A new review examined vascular endothelial growth factor-C and -D as alternatives to vascular endothelial growth factor-A treatments and signaling pathways in neovascular macular degeneration and other retinal diseases.

Originally investigated in oncology to combat aggressive cancer cell metastasis, vascular endothelial growth factor-A (VEGF-A) has also been indicated in angiogenesis-driven retinal diseases, including neovascular macular degeneration (nAMD) and diabetic macular edema (DME).

“Members of the VEGF family of endogenous ligands and their respective receptors play a central role in vasculogenesis and angiogenesis during both development and physiological homeostasis,” explain the investigators in the review in Ophthalmology and Therapy. “Therapeutic approaches have mostly focused on targeting VEGF-A signaling; however, research has shown that VEGF-C and VEGF-D signaling pathways are also important to the disease pathogenesis of tumors and retinal diseases.”

VEGF-C and VEGF-D are upregulated after VEGF-A “inhibition with aflibercept and bevacizumab or in conditions of experimentally induced underexpression of VEGF-A, which may in part contribute to the clinical sub-responsiveness reported in many patients treated with anti-VEGF-A monotherapy in both oncology and ocular diseases.”

The researchers further described how VEGF-C and VEGF-D can bind and activate additional VEGF receptors that induce growth of both blood vessels and lymphatics. Most research around the VEGF family has been focused on VEGF-A because it was the first ligand member to be identified as a key regulator of angiogenesis both during homeostasis and in disease. However, research on the functions of VEGF-C and -D is ongoing to understand the dual-blocking approach of the receptors they target. The review points to several oncological advances with VEGF drugs that may have lessons for physicians treating nAMD, DME, retinal vein occlusion, and retinopathy of prematurity.

Specifically in nAMD, immune cells secrete high levels of VEGF-A, VEGF-C, and VEGF-D, among other proangiogenic and proinflammatory cytokines, which ultimately lead to “leakage of blood vessel fluid that damages the photoreceptor layer and impairs vision.”

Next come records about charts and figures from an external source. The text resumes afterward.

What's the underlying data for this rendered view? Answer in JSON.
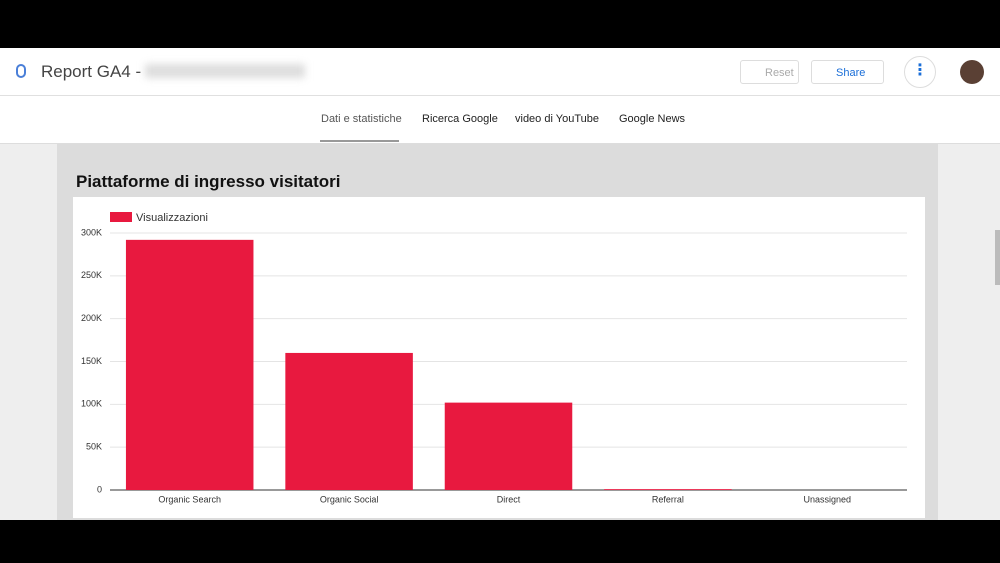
{
  "header": {
    "title": "Report GA4 -",
    "buttons": [
      "Reset",
      "Share"
    ]
  },
  "tabs": [
    "Dati e statistiche",
    "Ricerca Google",
    "video di YouTube",
    "Google News"
  ],
  "chart_data": {
    "type": "bar",
    "title": "Piattaforme di ingresso visitatori",
    "categories": [
      "Organic Search",
      "Organic Social",
      "Direct",
      "Referral",
      "Unassigned"
    ],
    "series": [
      {
        "name": "Visualizzazioni",
        "color": "#e8193f",
        "values": [
          292000,
          160000,
          102000,
          1000,
          0
        ]
      }
    ],
    "ylim": [
      0,
      300000
    ],
    "yticks": [
      0,
      {
        "value": 50000,
        "label": "50K"
      },
      {
        "value": 100000,
        "label": "100K"
      },
      {
        "value": 150000,
        "label": "150K"
      },
      {
        "value": 200000,
        "label": "200K"
      },
      {
        "value": 250000,
        "label": "250K"
      },
      {
        "value": 300000,
        "label": "300K"
      }
    ],
    "grid": true,
    "legend": "top-left"
  }
}
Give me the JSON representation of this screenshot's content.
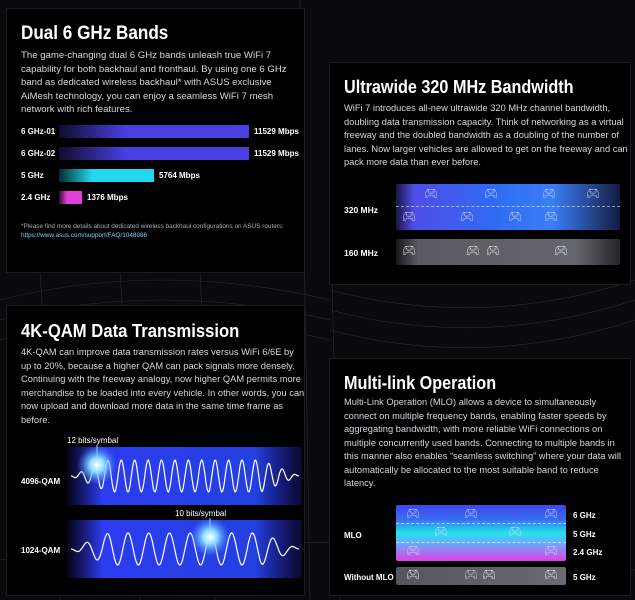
{
  "dual_band": {
    "title": "Dual 6 GHz Bands",
    "body": "The game-changing dual 6 GHz bands unleash true WiFi 7 capability for both backhaul and fronthaul. By using one 6 GHz band as dedicated wireless backhaul* with ASUS exclusive AiMesh technology, you can enjoy a seamless WiFi 7 mesh network with rich features.",
    "bars": [
      {
        "band": "6 GHz-01",
        "speed": "11529 Mbps",
        "mbps": 11529,
        "color": "#4a3ee0"
      },
      {
        "band": "6 GHz-02",
        "speed": "11529 Mbps",
        "mbps": 11529,
        "color": "#4a3ee0"
      },
      {
        "band": "5 GHz",
        "speed": "5764 Mbps",
        "mbps": 5764,
        "color": "#22d8ef"
      },
      {
        "band": "2.4 GHz",
        "speed": "1376 Mbps",
        "mbps": 1376,
        "color": "#e23fd8"
      }
    ],
    "footnote": "*Please find more details about dedicated wireless backhaul configurations on ASUS routers: ",
    "footnote_link": "https://www.asus.com/support/FAQ/1048086"
  },
  "bandwidth": {
    "title": "Ultrawide 320 MHz Bandwidth",
    "body": "WiFi 7 introduces all-new ultrawide 320 MHz channel bandwidth, doubling data transmission capacity. Think of networking as a virtual freeway and the doubled bandwidth as a doubling of the number of lanes. Now larger vehicles are allowed to get on the freeway and can pack more data than ever before.",
    "lane_wide": "320 MHz",
    "lane_narrow": "160 MHz"
  },
  "qam": {
    "title": "4K-QAM Data Transmission",
    "body": "4K-QAM can improve data transmission rates versus WiFi 6/6E by up to 20%, because a higher QAM can pack signals more densely. Continuing with the freeway analogy, now higher QAM permits more merchandise to be loaded into every vehicle. In other words, you can now upload and download more data in the same time frame as before.",
    "wave1_label": "4096-QAM",
    "wave1_bits": "12 bits/symbal",
    "wave2_label": "1024-QAM",
    "wave2_bits": "10 bits/symbal"
  },
  "mlo": {
    "title": "Multi-link Operation",
    "body": "Multi-Link Operation (MLO) allows a device to simultaneously connect on multiple frequency bands, enabling faster speeds by aggregating bandwidth, with more reliable WiFi connections on multiple concurrently used bands. Connecting to multiple bands in this manner also enables “seamless switching” where your data will automatically be allocated to the most suitable band to reduce latency.",
    "label_mlo": "MLO",
    "label_without": "Without MLO",
    "band_6": "6 GHz",
    "band_5": "5 GHz",
    "band_24": "2.4 GHz",
    "band_without": "5 GHz"
  },
  "icons": {
    "vehicle": "gamepad-icon"
  }
}
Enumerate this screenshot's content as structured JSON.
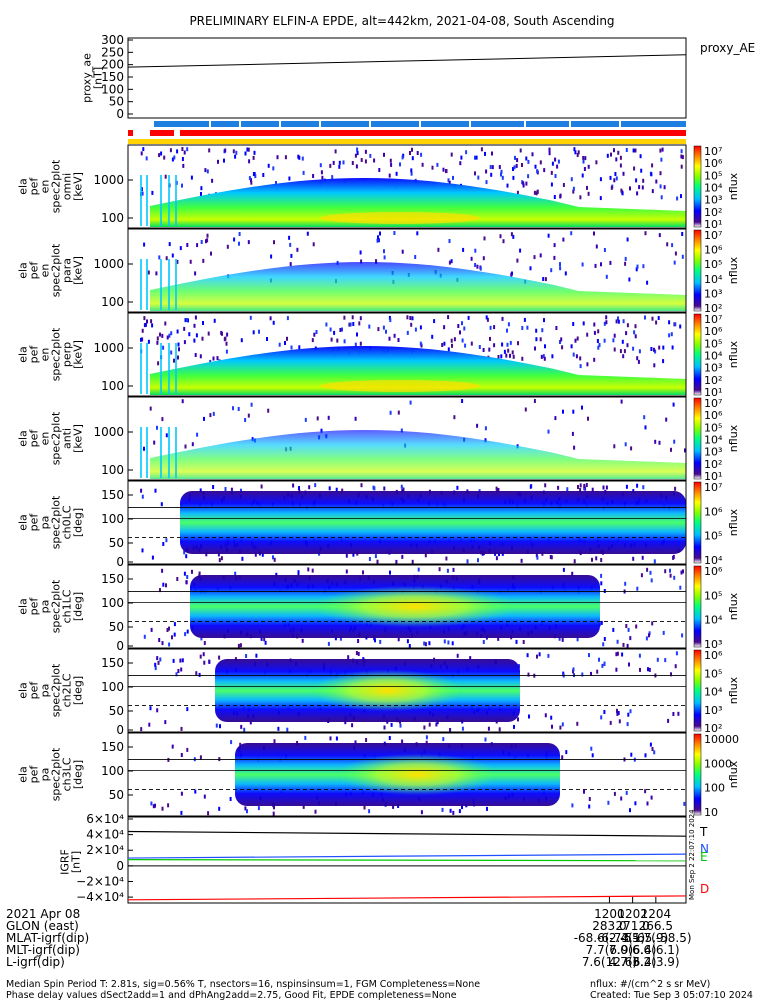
{
  "title": "PRELIMINARY ELFIN-A EPDE, alt=442km, 2021-04-08, South Ascending",
  "colors": {
    "red": "#ff0000",
    "blue": "#1e7fe0",
    "yellow": "#ffd200",
    "green": "#00cc00"
  },
  "chart_data": [
    {
      "type": "line",
      "ylabel": "proxy_ae [nT]",
      "legend": "proxy_AE",
      "yticks": [
        "300",
        "250",
        "200",
        "150",
        "100",
        "50",
        "0"
      ],
      "ylim": [
        0,
        300
      ],
      "x": [
        1158.5,
        1206.6
      ],
      "values": [
        190,
        240
      ]
    },
    {
      "type": "heatmap",
      "ylabel": "ela pef en spec2plot omni [keV]",
      "yticks": [
        "1000",
        "100"
      ],
      "colorbar_label": "nflux",
      "colorbar_ticks": [
        "10⁷",
        "10⁶",
        "10⁵",
        "10⁴",
        "10³",
        "10²",
        "10¹"
      ]
    },
    {
      "type": "heatmap",
      "ylabel": "ela pef en spec2plot para [keV]",
      "yticks": [
        "1000",
        "100"
      ],
      "colorbar_label": "nflux",
      "colorbar_ticks": [
        "10⁷",
        "10⁶",
        "10⁵",
        "10⁴",
        "10³",
        "10²"
      ]
    },
    {
      "type": "heatmap",
      "ylabel": "ela pef en spec2plot perp [keV]",
      "yticks": [
        "1000",
        "100"
      ],
      "colorbar_label": "nflux",
      "colorbar_ticks": [
        "10⁷",
        "10⁶",
        "10⁵",
        "10⁴",
        "10³",
        "10²",
        "10¹"
      ]
    },
    {
      "type": "heatmap",
      "ylabel": "ela pef en spec2plot anti [keV]",
      "yticks": [
        "1000",
        "100"
      ],
      "colorbar_label": "nflux",
      "colorbar_ticks": [
        "10⁷",
        "10⁶",
        "10⁵",
        "10⁴",
        "10³",
        "10²",
        "10¹"
      ]
    },
    {
      "type": "heatmap",
      "ylabel": "ela pef pa spec2plot ch0LC [deg]",
      "yticks": [
        "150",
        "100",
        "50",
        "0"
      ],
      "colorbar_label": "nflux",
      "colorbar_ticks": [
        "10⁷",
        "10⁶",
        "10⁵",
        "10⁴"
      ]
    },
    {
      "type": "heatmap",
      "ylabel": "ela pef pa spec2plot ch1LC [deg]",
      "yticks": [
        "150",
        "100",
        "50",
        "0"
      ],
      "colorbar_label": "nflux",
      "colorbar_ticks": [
        "10⁶",
        "10⁵",
        "10⁴",
        "10³"
      ]
    },
    {
      "type": "heatmap",
      "ylabel": "ela pef pa spec2plot ch2LC [deg]",
      "yticks": [
        "150",
        "100",
        "50",
        "0"
      ],
      "colorbar_label": "nflux",
      "colorbar_ticks": [
        "10⁶",
        "10⁵",
        "10⁴",
        "10³",
        "10²"
      ]
    },
    {
      "type": "heatmap",
      "ylabel": "ela pef pa spec2plot ch3LC [deg]",
      "yticks": [
        "150",
        "100",
        "50"
      ],
      "colorbar_label": "nflux",
      "colorbar_ticks": [
        "10000",
        "1000",
        "100",
        "10"
      ]
    },
    {
      "type": "line",
      "ylabel": "IGRF [nT]",
      "yticks": [
        "6×10⁴",
        "4×10⁴",
        "2×10⁴",
        "0",
        "−2×10⁴",
        "−4×10⁴"
      ],
      "ylim": [
        -45000,
        60000
      ],
      "x": [
        1158.5,
        1206.6
      ],
      "series": [
        {
          "name": "T",
          "values": [
            44000,
            38000
          ]
        },
        {
          "name": "N",
          "values": [
            10000,
            15000
          ]
        },
        {
          "name": "E",
          "values": [
            8000,
            6500
          ]
        },
        {
          "name": "D",
          "values": [
            -43500,
            -38500
          ]
        }
      ]
    }
  ],
  "xaxis": {
    "columns": [
      "1200",
      "1202",
      "1204"
    ],
    "rows": [
      {
        "label": "2021 Apr 08",
        "values": [
          "",
          "",
          ""
        ]
      },
      {
        "label": "GLON (east)",
        "values": [
          "283.0",
          "271.0",
          "266.5"
        ]
      },
      {
        "label": "MLAT-igrf(dip)",
        "values": [
          "-68.6(-73.1)",
          "-62.4(-65.9)",
          "-55.7(-58.5)"
        ]
      },
      {
        "label": "MLT-igrf(dip)",
        "values": [
          "7.7(6.9)",
          "7.0(6.4)",
          "6.6(6.1)"
        ]
      },
      {
        "label": "L-igrf(dip)",
        "values": [
          "7.6(12.6)",
          "4.7(6.4)",
          "3.2(3.9)"
        ]
      }
    ]
  },
  "footer": {
    "line1_left": "Median Spin Period T: 2.81s, sig=0.56% T, nsectors=16, nspinsinsum=1, FGM Completeness=None",
    "line2_left": "Phase delay values dSect2add=1 and dPhAng2add=2.75, Good Fit, EPDE completeness=None",
    "line1_right": "nflux: #/(cm^2 s sr MeV)",
    "line2_right": "Created: Tue Sep  3 05:07:10 2024",
    "vertical_stamp": "Mon Sep  2 22:07:10 2024"
  }
}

The current standard of care—inhibition of VEGF-A with biologic protein-based therapeutics—requires frequent intravitreal injections with limited durability. Research aims to reduce patients’ injection burden and find agents that help maintain visual acuity or reduce further vision loss. The most common treatments currently available are bevacizumab, ranibizumab, and aflibercept, though bevacizumab is often used off-label for nAMD. Additionally, recently approved treatments are brolucizumab and faricimab, formulated to require fewer injections and biosimilars. Research includes approaches with extended dosing regimens and gene therapies, but they are still in trials and have faced limitations. Despite extensive efforts, there are still unmet needs to further improve visual gains and durability of treatment responses for patients. The compensatory mechanisms of upregulation of other VEGF family ligands, such as VEGF-C and -D after VEGF-A suppression, beg the question of whether broader parallel inhibition of other members may improve efficacy, the researchers note.

A “trap” inhibitor of VEGF-C and VEGF-D is in clinical development. This soluble fusion protein binds and sequesters VEGF-C and VEGF-D, preventing the receptor signaling that promotes angiogenesis, further inflammatory response, and vascular leakage. Broader blockage of signaling pathways has been achieved when this inhibitor is used in combination with anti-VEGF-A therapies. It is currently in phase 3 trials with treatment-naïve nAMD patients.

Other therapies in development include:

• Tyrosine kinase inhibitors, which “act intracellularly to prevent downstream signaling cascade pathways” of VEGF and possibly other receptors
• A dual-transgene vector that expresses aflibercept and an inhibitory RNA to target inhibition of VEGF-A, VEGF-B, VEGF-C, as well as additional growth factors
• An integrin-regulating peptide, which inhibits a VEGF receptor and activates TIE-2 to suppress vascular leakage
• A VEGF-A/VEGF-C bispecific fusion protein that binds and neutralizes VEGF-A and VEGF-C to inhibit VEGF-C upregulation after VEGF-A neutralization

“A growing body of research is providing compelling evidence that, in retinal diseases such as nAMD, the pathophysiology is broader than simply dysregulation or overproduction of VEGF-A,” the researchers add. Combination inhibition of extracellular ligands VEGF-A, VEGF-C, and VEGF-D, and/or intracellular blockade of VEGF receptor signaling—which has been successfully applied in oncology—also may hold promise for addressing some current challenges of nAMD management, which could lead to better outcomes for patients.

"Considering the role of angiogenesis and vascular permeability in the pathogenesis of retinopathy, these processes are important targets for ophthalmic therapies, and evidence presented in this review suggests targeting VEGF-C and VEGF-D can inhibit them," the researchers conclude.

A full list of author disclosures can be found in the published review.